We have managed compliance for the past 30 years in IT as a point in time type of event.  Auditors come in at a particular time of the year and perform their assessments for that period of time.  Perhaps there is a testing of the process controls over a span of time, however, it's still a point in time assessment.  What's starting to happen is the introduction of continuous assessments.  Where it's not just a point in time but the continuous testing over the lifespan of the organization.  With new services, such as SkyHigh, we are seeing the ongoing monitoring and assessment of a particular service.  This includes, among other things, compromises of that service.

This is resonating very well to me and others as practitioners are being forced to deal with vendors in an continuous basis.  Most notably, the impact of a compromise can resonate quite significantly in impact.  This will occur at any time and not necessarily be identified via an audit.  With more of a continuous service assessment we are seeing the value to the practitioner much higher than historical audits have done.  Since my challenges are really ensuring my security of content and transactions in that service I need to integrate all of it into my ongoing risk management process.  To do that I need a continuous monitoring to ensure any change is identified quickly and managed to resolution appropriately.  Historical audits are not suited to do this and has hindered our comfort of cloud services for some time. 
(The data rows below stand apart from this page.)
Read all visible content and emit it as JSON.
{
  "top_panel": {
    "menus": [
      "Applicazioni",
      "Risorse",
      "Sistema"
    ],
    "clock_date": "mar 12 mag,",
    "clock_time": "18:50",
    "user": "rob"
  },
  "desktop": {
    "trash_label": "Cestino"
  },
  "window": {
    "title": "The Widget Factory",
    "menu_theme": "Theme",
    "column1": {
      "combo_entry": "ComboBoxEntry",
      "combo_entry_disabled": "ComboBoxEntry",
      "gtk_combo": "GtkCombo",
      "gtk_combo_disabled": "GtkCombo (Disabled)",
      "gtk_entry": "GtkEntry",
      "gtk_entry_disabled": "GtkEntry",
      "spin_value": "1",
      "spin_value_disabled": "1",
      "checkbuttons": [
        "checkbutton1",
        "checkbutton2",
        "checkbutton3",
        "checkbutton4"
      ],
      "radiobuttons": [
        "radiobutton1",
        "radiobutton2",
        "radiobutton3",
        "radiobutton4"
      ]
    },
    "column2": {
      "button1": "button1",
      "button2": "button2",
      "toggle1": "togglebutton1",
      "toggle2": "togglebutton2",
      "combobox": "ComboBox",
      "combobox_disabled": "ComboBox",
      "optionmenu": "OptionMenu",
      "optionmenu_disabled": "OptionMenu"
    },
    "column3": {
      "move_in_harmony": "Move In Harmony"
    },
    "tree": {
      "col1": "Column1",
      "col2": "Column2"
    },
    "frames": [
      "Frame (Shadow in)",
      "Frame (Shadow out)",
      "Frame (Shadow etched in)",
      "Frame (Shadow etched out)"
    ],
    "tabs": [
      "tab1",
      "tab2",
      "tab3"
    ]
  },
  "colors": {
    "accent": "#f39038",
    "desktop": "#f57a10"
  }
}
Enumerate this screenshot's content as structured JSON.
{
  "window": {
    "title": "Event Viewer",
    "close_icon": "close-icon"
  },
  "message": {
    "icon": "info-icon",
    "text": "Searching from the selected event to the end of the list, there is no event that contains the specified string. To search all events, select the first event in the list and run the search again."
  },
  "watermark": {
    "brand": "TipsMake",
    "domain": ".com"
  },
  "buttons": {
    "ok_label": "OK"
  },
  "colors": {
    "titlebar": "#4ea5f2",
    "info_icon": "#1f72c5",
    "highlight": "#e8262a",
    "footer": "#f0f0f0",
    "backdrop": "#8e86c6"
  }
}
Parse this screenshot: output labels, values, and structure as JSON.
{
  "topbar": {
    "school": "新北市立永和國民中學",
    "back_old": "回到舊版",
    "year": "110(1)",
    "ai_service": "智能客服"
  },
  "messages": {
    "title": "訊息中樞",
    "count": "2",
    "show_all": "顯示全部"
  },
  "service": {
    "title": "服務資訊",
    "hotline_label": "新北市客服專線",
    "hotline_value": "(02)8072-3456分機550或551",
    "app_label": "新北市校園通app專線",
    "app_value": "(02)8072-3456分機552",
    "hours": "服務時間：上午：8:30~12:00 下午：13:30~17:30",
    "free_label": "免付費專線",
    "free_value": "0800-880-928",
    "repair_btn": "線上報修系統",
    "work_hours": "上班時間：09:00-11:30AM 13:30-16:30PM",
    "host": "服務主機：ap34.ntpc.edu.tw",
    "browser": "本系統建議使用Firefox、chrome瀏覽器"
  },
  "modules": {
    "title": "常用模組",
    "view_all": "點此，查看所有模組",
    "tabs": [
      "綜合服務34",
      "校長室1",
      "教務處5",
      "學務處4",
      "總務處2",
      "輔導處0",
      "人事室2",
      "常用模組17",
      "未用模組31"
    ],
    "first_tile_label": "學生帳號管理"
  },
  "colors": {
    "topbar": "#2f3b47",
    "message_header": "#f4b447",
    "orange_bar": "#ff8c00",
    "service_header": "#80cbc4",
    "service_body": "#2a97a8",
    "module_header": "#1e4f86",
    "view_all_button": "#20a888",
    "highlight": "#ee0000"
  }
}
This change in how audits are being done are clearly going to change our view of vendors and our own risk management process.  This will most notably impact the "optional" assessments and certifications we receive (ISO 27002, SSAE16, etc) where they are really to provide clarity to customers on our own performance.  With a continuous model, that clarity becomes more timely and actionable.  This will have two effects.  The first is the disruption of that entire certification / audit performance industry.  The KPMG / PwC's of the world will have a drawdown of that business.  Second, new assessment ratings will arise.  This can be seen as SkyHigh's assessments and ratings gain more traction and relevancy it's this A-F rating system that will become a new standard in industry.  With this, it also changes our concepts of what the value of the audit is. 

This brings me to the second main point.  That is one of a process testing vs. results oriented audits.  Almost all audits test the processes of an organization to comply with best practices.  What these new continuous assessments are really driving is more of a results oriented model.  It's not how the application was developed but that it's vulnerability free.  It's not how the changes are performed but that it hasn't been compromised.  Clear deffinition of what the expected outcome is of a vendor will drive clear assessment criteria.  With this a continuous assessment model can be applied. 

It will be interesting to see what level of disruption this new model will have but I can already see the adoption of many security organizations.  The metamorphasis of their own risk management and threat response programs to these new data feeds has been remarkable.  With the stronger industry adoption I can see it becoming more and more of a cultural shift in how we place our expectations onto cloud providers and monitor the management to them.  Thus dramatically changing the entire audit industry.